Client-Attorney Privilege

The main difference in communication in a Montgomery County collaborative divorce is that there is no attorney-client privilege, so nothing that a person says to their lawyer will be confidential even if they want it to be. All meetings are held with a group, which is very different from regular divorce litigation where an attorney and their client have a confidential relationship and nothing that either of them says is subject to disclosure in a deposition or in court.

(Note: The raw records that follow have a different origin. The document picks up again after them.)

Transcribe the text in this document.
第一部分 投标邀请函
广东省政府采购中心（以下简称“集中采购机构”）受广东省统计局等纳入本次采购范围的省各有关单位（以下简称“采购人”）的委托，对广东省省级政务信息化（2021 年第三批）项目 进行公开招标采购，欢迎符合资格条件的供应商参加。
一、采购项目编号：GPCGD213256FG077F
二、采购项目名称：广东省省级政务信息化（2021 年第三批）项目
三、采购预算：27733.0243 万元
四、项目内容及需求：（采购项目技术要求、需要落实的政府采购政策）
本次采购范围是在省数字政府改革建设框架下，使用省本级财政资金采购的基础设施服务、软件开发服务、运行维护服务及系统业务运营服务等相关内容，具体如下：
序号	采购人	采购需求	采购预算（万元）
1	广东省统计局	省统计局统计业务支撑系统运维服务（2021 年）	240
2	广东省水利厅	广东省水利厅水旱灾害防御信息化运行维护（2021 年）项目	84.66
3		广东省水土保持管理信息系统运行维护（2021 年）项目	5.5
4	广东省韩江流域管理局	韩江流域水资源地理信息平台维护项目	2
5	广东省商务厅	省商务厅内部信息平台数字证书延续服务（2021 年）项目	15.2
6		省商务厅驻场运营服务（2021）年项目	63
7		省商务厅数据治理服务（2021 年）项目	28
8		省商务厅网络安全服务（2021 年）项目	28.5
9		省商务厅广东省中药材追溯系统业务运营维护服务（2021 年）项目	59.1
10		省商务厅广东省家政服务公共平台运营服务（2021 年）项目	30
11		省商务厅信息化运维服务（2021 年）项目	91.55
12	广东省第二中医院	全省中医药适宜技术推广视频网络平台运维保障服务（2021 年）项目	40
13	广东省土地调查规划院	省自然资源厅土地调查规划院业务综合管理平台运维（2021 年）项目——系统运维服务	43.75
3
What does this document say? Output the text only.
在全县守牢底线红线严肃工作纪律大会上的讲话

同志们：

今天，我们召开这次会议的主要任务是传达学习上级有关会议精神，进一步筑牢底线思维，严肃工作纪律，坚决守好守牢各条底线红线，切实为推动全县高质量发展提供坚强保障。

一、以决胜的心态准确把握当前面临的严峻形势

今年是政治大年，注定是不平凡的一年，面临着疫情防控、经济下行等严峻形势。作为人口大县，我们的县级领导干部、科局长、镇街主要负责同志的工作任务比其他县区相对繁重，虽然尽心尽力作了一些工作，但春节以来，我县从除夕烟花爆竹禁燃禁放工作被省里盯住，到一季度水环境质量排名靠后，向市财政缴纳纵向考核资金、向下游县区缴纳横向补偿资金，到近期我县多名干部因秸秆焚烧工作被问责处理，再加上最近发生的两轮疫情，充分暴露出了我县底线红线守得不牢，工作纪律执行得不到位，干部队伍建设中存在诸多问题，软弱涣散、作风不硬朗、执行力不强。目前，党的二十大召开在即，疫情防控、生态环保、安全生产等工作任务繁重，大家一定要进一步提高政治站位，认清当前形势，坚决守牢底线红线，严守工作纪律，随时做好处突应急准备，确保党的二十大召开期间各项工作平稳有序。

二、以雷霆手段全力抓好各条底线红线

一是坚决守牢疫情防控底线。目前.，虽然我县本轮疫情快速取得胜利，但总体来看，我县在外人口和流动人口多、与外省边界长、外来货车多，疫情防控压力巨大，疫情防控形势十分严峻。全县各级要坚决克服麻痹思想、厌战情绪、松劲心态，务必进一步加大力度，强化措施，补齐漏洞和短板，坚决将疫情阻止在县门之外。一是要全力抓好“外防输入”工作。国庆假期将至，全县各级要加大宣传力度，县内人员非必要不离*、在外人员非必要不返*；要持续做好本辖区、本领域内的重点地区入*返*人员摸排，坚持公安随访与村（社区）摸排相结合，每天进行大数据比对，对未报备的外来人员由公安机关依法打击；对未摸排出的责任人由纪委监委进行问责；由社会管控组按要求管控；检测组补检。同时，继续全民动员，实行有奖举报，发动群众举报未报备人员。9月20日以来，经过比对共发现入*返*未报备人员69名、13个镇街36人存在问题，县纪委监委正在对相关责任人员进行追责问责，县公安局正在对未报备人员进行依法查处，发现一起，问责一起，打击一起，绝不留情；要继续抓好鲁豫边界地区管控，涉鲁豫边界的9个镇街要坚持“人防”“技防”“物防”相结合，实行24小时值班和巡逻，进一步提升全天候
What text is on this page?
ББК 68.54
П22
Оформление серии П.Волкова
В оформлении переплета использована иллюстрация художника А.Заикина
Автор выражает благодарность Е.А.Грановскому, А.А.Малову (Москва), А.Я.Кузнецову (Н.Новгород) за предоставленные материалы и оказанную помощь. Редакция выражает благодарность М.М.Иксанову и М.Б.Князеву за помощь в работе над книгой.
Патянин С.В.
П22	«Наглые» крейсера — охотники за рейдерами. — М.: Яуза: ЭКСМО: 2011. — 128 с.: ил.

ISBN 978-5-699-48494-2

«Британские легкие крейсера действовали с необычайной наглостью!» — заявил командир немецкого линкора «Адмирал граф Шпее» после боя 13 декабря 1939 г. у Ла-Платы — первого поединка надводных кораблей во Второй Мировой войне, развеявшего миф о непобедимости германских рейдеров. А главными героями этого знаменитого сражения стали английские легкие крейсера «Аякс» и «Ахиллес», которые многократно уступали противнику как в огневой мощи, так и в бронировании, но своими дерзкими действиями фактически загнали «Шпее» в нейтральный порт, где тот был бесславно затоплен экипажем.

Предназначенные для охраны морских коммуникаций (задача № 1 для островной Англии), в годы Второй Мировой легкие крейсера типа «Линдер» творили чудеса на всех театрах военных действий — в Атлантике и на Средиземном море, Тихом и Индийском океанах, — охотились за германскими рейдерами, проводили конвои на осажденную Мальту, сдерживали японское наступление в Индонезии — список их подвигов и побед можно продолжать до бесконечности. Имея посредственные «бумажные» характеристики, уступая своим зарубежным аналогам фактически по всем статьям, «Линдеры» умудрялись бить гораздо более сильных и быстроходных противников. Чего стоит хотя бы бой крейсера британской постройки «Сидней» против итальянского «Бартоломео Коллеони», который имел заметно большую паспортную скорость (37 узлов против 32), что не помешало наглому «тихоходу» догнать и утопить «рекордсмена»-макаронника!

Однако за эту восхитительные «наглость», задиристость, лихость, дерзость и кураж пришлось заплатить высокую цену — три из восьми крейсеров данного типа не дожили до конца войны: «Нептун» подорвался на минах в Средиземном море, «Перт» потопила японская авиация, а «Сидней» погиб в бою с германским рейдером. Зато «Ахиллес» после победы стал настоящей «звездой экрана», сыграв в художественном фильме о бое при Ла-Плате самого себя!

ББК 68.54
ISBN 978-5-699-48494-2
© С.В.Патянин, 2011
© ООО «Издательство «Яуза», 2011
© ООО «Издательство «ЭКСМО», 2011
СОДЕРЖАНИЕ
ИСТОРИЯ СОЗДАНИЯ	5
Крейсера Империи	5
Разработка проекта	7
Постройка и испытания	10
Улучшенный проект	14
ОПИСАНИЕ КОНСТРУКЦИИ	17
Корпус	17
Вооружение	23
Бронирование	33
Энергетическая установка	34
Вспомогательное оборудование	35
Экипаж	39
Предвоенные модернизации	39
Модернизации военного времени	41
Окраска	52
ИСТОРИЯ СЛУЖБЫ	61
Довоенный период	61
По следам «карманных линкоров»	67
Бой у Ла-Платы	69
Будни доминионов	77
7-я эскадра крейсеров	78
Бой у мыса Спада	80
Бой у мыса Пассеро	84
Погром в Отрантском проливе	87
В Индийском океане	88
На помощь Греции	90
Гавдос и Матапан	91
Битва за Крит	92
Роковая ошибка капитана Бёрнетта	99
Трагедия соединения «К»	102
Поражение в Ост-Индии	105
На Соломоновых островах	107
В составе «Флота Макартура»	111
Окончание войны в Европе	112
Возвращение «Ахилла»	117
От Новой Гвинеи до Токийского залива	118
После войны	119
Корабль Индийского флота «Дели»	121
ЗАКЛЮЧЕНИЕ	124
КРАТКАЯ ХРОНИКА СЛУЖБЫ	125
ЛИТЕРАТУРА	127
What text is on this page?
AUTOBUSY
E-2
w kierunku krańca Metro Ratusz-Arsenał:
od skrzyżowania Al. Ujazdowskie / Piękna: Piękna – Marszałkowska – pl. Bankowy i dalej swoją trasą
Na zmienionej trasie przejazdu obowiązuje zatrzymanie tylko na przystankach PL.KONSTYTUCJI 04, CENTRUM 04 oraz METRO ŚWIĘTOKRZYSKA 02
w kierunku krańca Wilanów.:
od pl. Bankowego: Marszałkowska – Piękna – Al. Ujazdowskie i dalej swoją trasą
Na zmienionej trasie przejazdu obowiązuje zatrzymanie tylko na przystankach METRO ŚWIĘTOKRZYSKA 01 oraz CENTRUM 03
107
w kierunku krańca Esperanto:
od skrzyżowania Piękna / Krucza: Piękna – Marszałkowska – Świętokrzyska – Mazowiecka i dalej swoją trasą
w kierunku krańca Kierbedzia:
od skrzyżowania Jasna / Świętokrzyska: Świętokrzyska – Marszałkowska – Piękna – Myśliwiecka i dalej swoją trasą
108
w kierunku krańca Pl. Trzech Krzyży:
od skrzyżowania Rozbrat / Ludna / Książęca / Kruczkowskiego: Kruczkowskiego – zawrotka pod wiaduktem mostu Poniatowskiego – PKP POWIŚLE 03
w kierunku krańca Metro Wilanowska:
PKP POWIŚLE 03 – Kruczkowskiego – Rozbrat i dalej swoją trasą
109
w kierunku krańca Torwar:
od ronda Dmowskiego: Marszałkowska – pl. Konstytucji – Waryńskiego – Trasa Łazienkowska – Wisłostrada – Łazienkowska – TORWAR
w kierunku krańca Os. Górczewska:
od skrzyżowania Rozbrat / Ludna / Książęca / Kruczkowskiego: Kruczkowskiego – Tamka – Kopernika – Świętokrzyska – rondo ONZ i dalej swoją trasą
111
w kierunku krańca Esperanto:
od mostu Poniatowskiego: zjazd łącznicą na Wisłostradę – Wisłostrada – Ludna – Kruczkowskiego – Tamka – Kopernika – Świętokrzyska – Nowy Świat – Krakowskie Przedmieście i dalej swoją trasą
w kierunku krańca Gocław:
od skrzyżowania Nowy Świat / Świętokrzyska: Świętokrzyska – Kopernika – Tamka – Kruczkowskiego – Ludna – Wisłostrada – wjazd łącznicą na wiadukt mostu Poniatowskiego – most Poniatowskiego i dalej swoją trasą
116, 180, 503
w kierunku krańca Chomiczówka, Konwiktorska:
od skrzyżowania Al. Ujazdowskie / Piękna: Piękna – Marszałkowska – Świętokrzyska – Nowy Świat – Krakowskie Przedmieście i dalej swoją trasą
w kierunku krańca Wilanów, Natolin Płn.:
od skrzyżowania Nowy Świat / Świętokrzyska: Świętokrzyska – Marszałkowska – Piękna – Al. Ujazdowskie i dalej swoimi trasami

Benefits of Participating in a Collaborative Divorce

The main benefit of participating in a collaborative divorce is that the financial matters will be decided by the group immediately, so the needs of the family will be addressed as opposed to waiting many months for potential relief from the courts. The other benefit is that the parties will have a say in how the rest of their lives will be structured because they are committing to deciding between themselves. In litigation, the goal is to reach an agreement before going to court, but it is not required because, ultimately, the parties are asking the court to decide their marital issues for them.

The Role of an Attorney in a Montgomery County Collaborative Divorce

A member of our steadfast family law legal team could help you understand the relevant laws as they apply to your case, calculate child support payments, and discuss how alimony would be awarded, to name just a few issues you may need address. A skilled and well-versed legal representative could make a substantial difference in the parties coming to an agreement that will be upheld in court.

In the end, the court will have to approve the agreement, especially if there are children involved because it must act in accordance with their best interests. One of the main roles of the attorney in a Montgomery County collaborative divorce is to draft and/or review agreements reached between the parties, provide information on the current laws, and to draw up the appropriate papers so they can get divorced. The role of a Montgomery County collaborative divorce lawyer is also to work toward an amicable, fair, and collaborative result to the end of the parties’ marriage and to help the family move forward in their new lives.